By Stephen Markley on August 11, 2009
As soon as GM launched its now-ubiquitous marketing campaign trumpeting the Chevy Volt’s 230 mpg city mileage, the EPA — you know, the organization that actually measures a car’s fuel economy numbers — was quick to release a statement saying the 230 mpg figure was not EPA-approved.
The EPA will not test the Volt for a while, but GM has said it stands by the methodology it used to come up with 230 mpg. Basically, the city mileage will depend on how often the driver plugs in to recharge. Some drivers may never touch the gasoline engine, while others might not get a chance to recharge at all. GM took the average of these two extremes to come up with 230 mpg.

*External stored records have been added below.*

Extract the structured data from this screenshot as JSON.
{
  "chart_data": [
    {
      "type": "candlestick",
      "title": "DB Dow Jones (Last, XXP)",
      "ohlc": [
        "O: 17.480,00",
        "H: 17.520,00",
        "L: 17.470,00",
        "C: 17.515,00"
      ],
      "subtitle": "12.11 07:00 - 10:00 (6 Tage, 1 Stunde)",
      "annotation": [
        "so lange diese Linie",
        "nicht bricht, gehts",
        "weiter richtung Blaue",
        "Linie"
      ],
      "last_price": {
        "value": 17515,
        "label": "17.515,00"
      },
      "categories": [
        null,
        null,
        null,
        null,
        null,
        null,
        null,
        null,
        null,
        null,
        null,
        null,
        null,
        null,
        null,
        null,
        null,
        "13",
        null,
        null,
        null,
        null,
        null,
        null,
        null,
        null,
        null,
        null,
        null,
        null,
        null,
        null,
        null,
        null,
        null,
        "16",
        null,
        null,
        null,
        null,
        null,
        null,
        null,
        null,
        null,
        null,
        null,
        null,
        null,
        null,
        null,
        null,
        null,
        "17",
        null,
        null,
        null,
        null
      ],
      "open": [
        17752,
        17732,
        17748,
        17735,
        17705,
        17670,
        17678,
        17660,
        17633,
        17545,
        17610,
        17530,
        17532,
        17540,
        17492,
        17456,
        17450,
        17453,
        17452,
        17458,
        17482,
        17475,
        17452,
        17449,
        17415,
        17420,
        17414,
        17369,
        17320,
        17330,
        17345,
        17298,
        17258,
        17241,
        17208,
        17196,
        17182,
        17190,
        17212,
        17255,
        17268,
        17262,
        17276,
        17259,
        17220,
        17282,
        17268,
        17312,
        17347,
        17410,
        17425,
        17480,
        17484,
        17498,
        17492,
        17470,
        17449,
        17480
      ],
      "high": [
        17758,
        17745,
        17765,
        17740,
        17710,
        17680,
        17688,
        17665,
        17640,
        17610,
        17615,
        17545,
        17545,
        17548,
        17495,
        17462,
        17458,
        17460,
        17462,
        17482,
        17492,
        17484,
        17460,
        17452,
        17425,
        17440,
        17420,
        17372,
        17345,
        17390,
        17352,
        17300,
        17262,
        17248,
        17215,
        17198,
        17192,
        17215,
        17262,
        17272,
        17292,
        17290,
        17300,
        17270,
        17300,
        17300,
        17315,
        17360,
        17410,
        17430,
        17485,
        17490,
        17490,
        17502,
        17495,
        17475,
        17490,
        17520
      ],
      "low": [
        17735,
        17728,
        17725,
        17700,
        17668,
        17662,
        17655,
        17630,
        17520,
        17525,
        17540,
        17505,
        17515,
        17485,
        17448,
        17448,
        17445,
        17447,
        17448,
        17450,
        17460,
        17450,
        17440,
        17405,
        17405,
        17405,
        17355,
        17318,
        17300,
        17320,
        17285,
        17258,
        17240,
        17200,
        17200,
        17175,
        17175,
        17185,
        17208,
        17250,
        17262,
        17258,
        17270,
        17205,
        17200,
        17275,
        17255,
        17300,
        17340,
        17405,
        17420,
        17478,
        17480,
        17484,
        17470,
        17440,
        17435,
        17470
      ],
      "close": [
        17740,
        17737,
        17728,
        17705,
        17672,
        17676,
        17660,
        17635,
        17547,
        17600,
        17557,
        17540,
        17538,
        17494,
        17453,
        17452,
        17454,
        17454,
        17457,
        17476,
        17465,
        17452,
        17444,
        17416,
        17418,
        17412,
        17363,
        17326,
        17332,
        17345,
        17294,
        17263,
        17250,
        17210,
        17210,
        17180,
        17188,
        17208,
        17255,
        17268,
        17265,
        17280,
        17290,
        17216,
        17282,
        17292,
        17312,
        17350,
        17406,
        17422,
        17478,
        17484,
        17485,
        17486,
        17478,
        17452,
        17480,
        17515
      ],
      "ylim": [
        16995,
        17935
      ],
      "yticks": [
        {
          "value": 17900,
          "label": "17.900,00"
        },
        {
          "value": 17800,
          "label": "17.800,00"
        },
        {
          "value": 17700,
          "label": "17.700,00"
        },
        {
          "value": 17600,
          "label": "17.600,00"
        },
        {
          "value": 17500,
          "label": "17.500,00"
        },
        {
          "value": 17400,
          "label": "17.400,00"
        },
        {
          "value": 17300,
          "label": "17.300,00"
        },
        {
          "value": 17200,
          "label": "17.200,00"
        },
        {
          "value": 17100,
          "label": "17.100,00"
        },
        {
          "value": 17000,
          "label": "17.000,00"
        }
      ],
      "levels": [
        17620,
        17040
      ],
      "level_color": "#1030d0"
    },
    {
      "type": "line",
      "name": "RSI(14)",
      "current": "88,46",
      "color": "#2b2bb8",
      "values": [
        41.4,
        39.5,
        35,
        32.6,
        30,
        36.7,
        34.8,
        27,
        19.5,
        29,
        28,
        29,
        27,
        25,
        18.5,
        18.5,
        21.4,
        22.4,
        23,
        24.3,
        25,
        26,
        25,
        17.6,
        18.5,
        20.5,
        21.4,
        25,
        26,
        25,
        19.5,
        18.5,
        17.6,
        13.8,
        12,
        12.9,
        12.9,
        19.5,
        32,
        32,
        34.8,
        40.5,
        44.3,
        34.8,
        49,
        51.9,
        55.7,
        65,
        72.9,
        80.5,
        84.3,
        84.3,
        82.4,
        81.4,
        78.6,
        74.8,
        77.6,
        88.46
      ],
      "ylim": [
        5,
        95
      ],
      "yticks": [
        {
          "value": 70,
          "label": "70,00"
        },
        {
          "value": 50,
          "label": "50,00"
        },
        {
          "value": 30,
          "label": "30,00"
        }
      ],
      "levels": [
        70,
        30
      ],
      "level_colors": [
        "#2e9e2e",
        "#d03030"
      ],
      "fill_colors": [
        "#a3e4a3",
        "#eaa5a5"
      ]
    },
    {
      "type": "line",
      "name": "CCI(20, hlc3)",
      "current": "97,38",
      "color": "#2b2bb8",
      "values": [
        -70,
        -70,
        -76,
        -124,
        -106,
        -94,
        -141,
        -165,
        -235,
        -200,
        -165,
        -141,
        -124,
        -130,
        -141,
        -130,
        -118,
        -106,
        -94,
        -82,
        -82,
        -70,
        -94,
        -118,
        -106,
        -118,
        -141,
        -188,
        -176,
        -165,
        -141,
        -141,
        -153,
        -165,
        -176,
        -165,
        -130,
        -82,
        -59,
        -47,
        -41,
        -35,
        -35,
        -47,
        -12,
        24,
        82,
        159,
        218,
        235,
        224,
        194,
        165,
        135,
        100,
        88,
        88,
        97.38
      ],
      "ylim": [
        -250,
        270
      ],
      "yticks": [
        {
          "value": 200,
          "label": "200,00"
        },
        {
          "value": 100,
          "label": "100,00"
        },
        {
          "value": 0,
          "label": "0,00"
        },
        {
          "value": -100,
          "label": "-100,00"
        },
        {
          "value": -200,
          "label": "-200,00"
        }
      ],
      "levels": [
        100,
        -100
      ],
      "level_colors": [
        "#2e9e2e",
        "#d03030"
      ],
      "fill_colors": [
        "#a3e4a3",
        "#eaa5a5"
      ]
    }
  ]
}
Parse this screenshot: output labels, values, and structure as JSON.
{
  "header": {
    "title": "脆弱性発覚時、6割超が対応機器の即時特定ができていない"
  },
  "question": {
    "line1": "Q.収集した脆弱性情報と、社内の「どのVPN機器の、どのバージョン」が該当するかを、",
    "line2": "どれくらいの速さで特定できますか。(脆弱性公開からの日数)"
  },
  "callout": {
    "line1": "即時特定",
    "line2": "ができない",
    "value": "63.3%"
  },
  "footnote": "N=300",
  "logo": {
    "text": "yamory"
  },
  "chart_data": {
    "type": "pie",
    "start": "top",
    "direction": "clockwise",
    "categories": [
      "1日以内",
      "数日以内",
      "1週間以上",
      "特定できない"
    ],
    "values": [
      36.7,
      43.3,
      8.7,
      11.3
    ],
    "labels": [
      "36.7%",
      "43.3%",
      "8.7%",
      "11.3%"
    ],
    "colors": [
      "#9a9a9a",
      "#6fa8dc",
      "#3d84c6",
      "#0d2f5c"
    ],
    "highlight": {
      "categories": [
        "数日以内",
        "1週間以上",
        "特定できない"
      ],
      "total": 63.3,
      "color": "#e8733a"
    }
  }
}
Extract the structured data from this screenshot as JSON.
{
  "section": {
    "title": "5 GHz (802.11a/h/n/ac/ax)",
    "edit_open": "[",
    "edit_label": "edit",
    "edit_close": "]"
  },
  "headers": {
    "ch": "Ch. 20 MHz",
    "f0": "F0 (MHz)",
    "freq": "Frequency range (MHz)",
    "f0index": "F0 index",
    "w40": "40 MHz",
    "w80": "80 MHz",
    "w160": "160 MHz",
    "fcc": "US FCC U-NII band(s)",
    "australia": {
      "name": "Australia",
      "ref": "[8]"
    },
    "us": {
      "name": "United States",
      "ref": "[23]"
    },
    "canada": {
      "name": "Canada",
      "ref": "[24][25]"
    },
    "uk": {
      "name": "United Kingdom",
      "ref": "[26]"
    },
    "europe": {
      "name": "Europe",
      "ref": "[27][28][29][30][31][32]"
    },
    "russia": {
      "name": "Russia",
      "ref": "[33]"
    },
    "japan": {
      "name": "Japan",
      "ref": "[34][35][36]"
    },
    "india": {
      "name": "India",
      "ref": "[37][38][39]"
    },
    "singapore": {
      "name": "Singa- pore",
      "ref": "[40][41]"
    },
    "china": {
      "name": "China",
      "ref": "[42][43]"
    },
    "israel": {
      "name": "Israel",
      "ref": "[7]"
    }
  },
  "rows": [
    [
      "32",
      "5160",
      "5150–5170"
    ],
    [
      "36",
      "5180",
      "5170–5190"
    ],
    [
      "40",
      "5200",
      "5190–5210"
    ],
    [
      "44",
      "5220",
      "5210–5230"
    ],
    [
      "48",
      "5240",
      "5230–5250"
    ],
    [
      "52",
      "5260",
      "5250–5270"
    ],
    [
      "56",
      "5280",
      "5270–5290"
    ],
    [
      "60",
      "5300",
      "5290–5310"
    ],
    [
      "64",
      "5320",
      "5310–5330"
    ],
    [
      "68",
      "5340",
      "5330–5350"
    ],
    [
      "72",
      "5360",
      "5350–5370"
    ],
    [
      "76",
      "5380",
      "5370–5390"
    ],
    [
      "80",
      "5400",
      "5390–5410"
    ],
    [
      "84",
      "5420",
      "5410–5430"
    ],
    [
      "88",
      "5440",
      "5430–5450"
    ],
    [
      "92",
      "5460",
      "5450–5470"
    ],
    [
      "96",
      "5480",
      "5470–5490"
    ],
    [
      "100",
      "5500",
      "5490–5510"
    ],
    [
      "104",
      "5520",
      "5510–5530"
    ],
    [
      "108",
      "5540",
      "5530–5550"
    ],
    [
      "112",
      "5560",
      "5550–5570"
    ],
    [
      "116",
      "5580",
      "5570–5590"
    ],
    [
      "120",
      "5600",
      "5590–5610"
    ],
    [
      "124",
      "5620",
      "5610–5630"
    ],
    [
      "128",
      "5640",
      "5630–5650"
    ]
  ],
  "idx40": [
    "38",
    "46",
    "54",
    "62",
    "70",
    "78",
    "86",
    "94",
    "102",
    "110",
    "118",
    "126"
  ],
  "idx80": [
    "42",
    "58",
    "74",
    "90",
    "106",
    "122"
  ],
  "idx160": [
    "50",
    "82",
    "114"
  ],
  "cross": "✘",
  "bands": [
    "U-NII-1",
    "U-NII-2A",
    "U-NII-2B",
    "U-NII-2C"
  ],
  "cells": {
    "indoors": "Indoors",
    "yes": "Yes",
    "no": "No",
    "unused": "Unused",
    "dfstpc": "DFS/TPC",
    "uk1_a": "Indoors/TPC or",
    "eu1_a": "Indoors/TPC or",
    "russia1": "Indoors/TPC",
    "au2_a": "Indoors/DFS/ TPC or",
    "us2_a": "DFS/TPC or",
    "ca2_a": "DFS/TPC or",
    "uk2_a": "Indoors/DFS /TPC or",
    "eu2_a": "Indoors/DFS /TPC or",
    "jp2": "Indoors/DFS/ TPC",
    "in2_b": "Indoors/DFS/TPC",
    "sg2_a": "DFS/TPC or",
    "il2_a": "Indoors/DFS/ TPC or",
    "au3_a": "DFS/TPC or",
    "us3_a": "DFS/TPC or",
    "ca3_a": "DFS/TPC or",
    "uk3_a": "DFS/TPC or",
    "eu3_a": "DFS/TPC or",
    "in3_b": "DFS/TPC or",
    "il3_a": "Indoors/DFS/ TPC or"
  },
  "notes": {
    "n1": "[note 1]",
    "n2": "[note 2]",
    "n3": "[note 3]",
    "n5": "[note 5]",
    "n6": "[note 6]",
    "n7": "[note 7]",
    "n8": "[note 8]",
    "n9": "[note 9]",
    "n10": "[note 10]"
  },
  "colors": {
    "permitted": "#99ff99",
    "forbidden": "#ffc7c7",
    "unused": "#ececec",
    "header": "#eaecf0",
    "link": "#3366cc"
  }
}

Obviously, once the EPA decides how it will calculate figures for plug-in hybrids and electric cars, this number could change, but GM seems confident it will not disappoint customers or Volt fans by touting 230 mpg in a massive marketing campaign.
This begs the question, does GM risk a backlash if EPA findings lead to a drastically lower mileage number? What if the Volt’s city mileage turns out to be 120 mpg? This would be incredibly impressive, yet it would also leave GM with egg on its face after having hyped the higher number and sent expectations soaring.
Needless to say, we and every other car blog eagerly await the Volt’s EPA testing.